「グッバイ、レーニン!」 (2003/独)

amazon ASIN-B0002VL6PUドイツ歴代興行記録を更新するほどに本国ドイツで大ヒットしたらしい「グッバイ、レーニン!」を観た。
東ドイツでの政治活動に没頭する母が心臓発作で倒れて意識不明状態になり、次に目を覚ました時は八ヶ月もの時間が過ぎていた。
その間にベルリンの壁は崩壊して東西ドイツは統一されていたけど、余りにも東ドイツを愛していた母が真実を知る事で激しいショックを受けて心臓に負担をかけないように、息子はいまだ東ドイツは健在であると嘘をつき通す事を決意する。
息子が母を情報操作するために新ドイツの食品のパッケージを旧東ドイツのものと張替え、偽テレビ番組を捏造し、ニセ少年団を派遣し、周りを巻き込んでありとあらゆる手立てで大掛かりな嘘を吐き通す様がコミカルに描かれる。というものである。


確かに母想いの良い話なのではあるけど、ずっと嘘をつき続けるのは何か余り見ていて気分の良いものではなかった。一人でするならまだしも、その嘘のために余りにも多くの人を巻き込みすぎだし、結果として多くの人に嘘をつく事を強要している事にもなっている。
たとえ相手のためを思ったことであっても、真実を知らせないための嘘は、結局相手が真実を受け入れる度量が無いと低く見積もる事でもあるし、相手自身を信用出来ていないことでもある。と思う。
どうしても嘘をつき通す事が出来なくなった息子は余りにも離れてしまった現実と嘘との空間を埋めるために、最後に一つ更に壮大な嘘をつく事になるわけやけれど、結局それは彼自身の現実への願望でもあるようにも見えた。
日本人が終戦をどのような気持ちで迎えたかと言うのは立場や人や組織によって全く違ったように、東西ドイツの統一と言うような感じの事件は、マクロなレベルで見れば喜びでしかない話やけど、この映画のようなミクロなレベルで見れば悲劇を引き起こす原因でもある。という所は当たり前やけど忘れがちな感覚であろう。

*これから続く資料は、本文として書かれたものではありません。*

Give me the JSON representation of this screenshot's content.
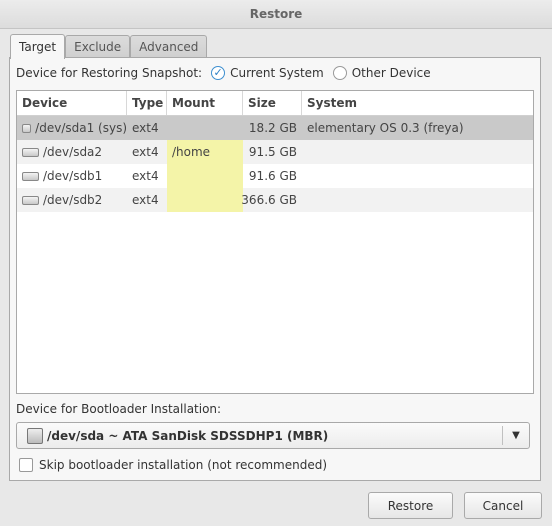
{
  "window": {
    "title": "Restore"
  },
  "tabs": [
    {
      "label": "Target",
      "active": true
    },
    {
      "label": "Exclude",
      "active": false
    },
    {
      "label": "Advanced",
      "active": false
    }
  ],
  "restore_target": {
    "label": "Device for Restoring Snapshot:",
    "options": [
      {
        "label": "Current System",
        "selected": true
      },
      {
        "label": "Other Device",
        "selected": false
      }
    ]
  },
  "table": {
    "columns": [
      "Device",
      "Type",
      "Mount",
      "Size",
      "System"
    ],
    "rows": [
      {
        "device": "/dev/sda1 (sys)",
        "type": "ext4",
        "mount": "",
        "size": "18.2 GB",
        "system": "elementary OS 0.3 (freya)",
        "selected": true
      },
      {
        "device": "/dev/sda2",
        "type": "ext4",
        "mount": "/home",
        "size": "91.5 GB",
        "system": ""
      },
      {
        "device": "/dev/sdb1",
        "type": "ext4",
        "mount": "",
        "size": "91.6 GB",
        "system": ""
      },
      {
        "device": "/dev/sdb2",
        "type": "ext4",
        "mount": "",
        "size": "366.6 GB",
        "system": ""
      }
    ]
  },
  "bootloader": {
    "label": "Device for Bootloader Installation:",
    "selected": "/dev/sda ~ ATA SanDisk SDSSDHP1 (MBR)",
    "skip_label": "Skip bootloader installation (not recommended)",
    "skip_checked": false
  },
  "buttons": {
    "restore": "Restore",
    "cancel": "Cancel"
  },
  "colors": {
    "accent": "#3d8fd0",
    "mount_highlight": "#f4f4a8",
    "selected_row": "#c9c9c9"
  }
}
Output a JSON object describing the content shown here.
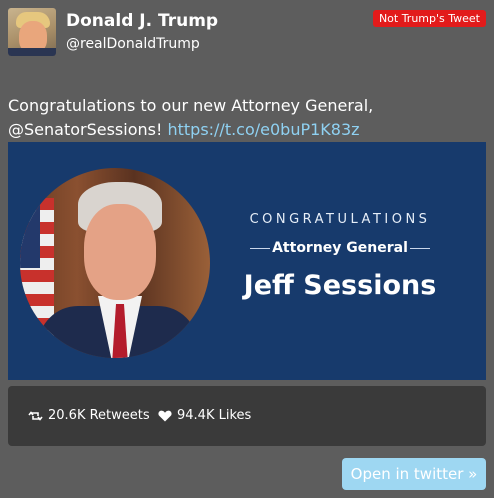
{
  "user": {
    "name": "Donald J. Trump",
    "handle": "@realDonaldTrump"
  },
  "badge": {
    "label": "Not Trump's Tweet",
    "color": "#e21b1b"
  },
  "tweet": {
    "text": "Congratulations to our new Attorney General, @SenatorSessions! ",
    "link": "https://t.co/e0buP1K83z"
  },
  "media": {
    "background_color": "#173a6c",
    "kicker": "CONGRATULATIONS",
    "subtitle": "Attorney General",
    "headline": "Jeff Sessions"
  },
  "stats": {
    "retweets_label": "20.6K Retweets",
    "likes_label": "94.4K Likes",
    "retweet_icon": "retweet-icon",
    "like_icon": "heart-icon"
  },
  "open_button": {
    "label": "Open in twitter »",
    "color": "#9ed7f2"
  }
}
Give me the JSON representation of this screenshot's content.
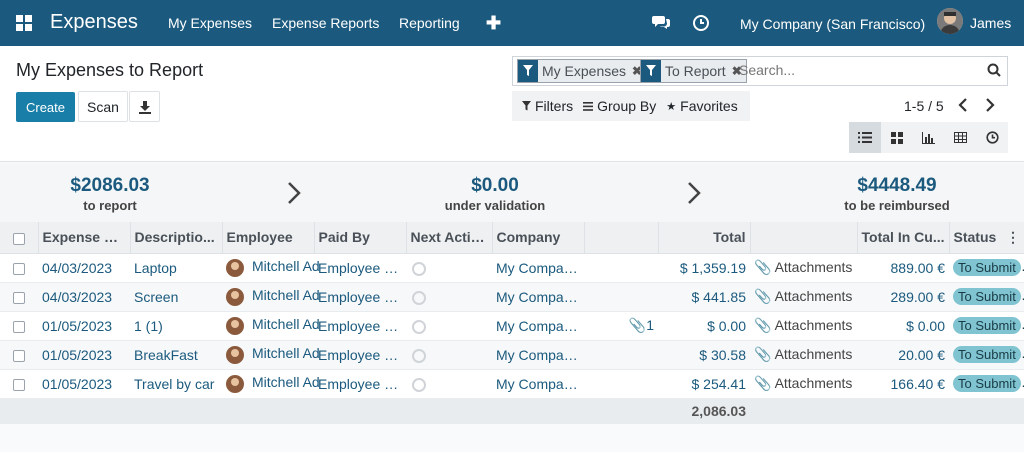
{
  "navbar": {
    "app_name": "Expenses",
    "menu": [
      "My Expenses",
      "Expense Reports",
      "Reporting"
    ],
    "plus": "✚",
    "company": "My Company (San Francisco)",
    "user": "James"
  },
  "page": {
    "title": "My Expenses to Report",
    "create_label": "Create",
    "scan_label": "Scan"
  },
  "search": {
    "facets": [
      "My Expenses",
      "To Report"
    ],
    "placeholder": "Search..."
  },
  "filters": {
    "filters_label": "Filters",
    "groupby_label": "Group By",
    "favorites_label": "Favorites"
  },
  "pager": {
    "value": "1-5 / 5"
  },
  "summary": [
    {
      "amount": "$2086.03",
      "label": "to report"
    },
    {
      "amount": "$0.00",
      "label": "under validation"
    },
    {
      "amount": "$4448.49",
      "label": "to be reimbursed"
    }
  ],
  "table": {
    "headers": {
      "date": "Expense D...",
      "description": "Descriptio...",
      "employee": "Employee",
      "paid_by": "Paid By",
      "next_activity": "Next Activ...",
      "company": "Company",
      "total": "Total",
      "total_currency": "Total In Cu...",
      "status": "Status"
    },
    "rows": [
      {
        "date": "04/03/2023",
        "description": "Laptop",
        "employee": "Mitchell Ad",
        "paid_by": "Employee (t...",
        "company": "My Compan...",
        "attachment_count": "",
        "total": "$ 1,359.19",
        "attachments": "Attachments",
        "total_currency": "889.00 €",
        "status": "To Submit"
      },
      {
        "date": "04/03/2023",
        "description": "Screen",
        "employee": "Mitchell Ad",
        "paid_by": "Employee (t...",
        "company": "My Compan...",
        "attachment_count": "",
        "total": "$ 441.85",
        "attachments": "Attachments",
        "total_currency": "289.00 €",
        "status": "To Submit"
      },
      {
        "date": "01/05/2023",
        "description": "1 (1)",
        "employee": "Mitchell Ad",
        "paid_by": "Employee (t...",
        "company": "My Compan...",
        "attachment_count": "1",
        "total": "$ 0.00",
        "attachments": "Attachments",
        "total_currency": "$ 0.00",
        "status": "To Submit"
      },
      {
        "date": "01/05/2023",
        "description": "BreakFast",
        "employee": "Mitchell Ad",
        "paid_by": "Employee (t...",
        "company": "My Compan...",
        "attachment_count": "",
        "total": "$ 30.58",
        "attachments": "Attachments",
        "total_currency": "20.00 €",
        "status": "To Submit"
      },
      {
        "date": "01/05/2023",
        "description": "Travel by car",
        "employee": "Mitchell Ad",
        "paid_by": "Employee (t...",
        "company": "My Compan...",
        "attachment_count": "",
        "total": "$ 254.41",
        "attachments": "Attachments",
        "total_currency": "166.40 €",
        "status": "To Submit"
      }
    ],
    "footer_total": "2,086.03"
  },
  "colors": {
    "navbar": "#1b5a7e",
    "primary_button": "#1a7fa8",
    "status_badge": "#7fc4d0",
    "summary_amount": "#1b5a7e"
  }
}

彼の最後の嘘、つまりは彼自身が東西ドイツの統一と言う事実をまた別の方向とやり方で行われたものとしてニュースにしたように、何かしらの今まで自分のアイデンティティーになるほどのものが大きく根本から変わる時には、ただ現実を受け入れるだけでは余りにも辛すぎるので、何かしらの歴史解釈と言うか神話のようなものが必要なんやなぁとと思った。
しかし、それも厳密に言ってみればやっぱり嘘でしかない。攻撃的嘘、防御的嘘みたいなものがあるにしろやっぱり嘘は嘘である。
うーん嘘って何だろ。と思った映画でした。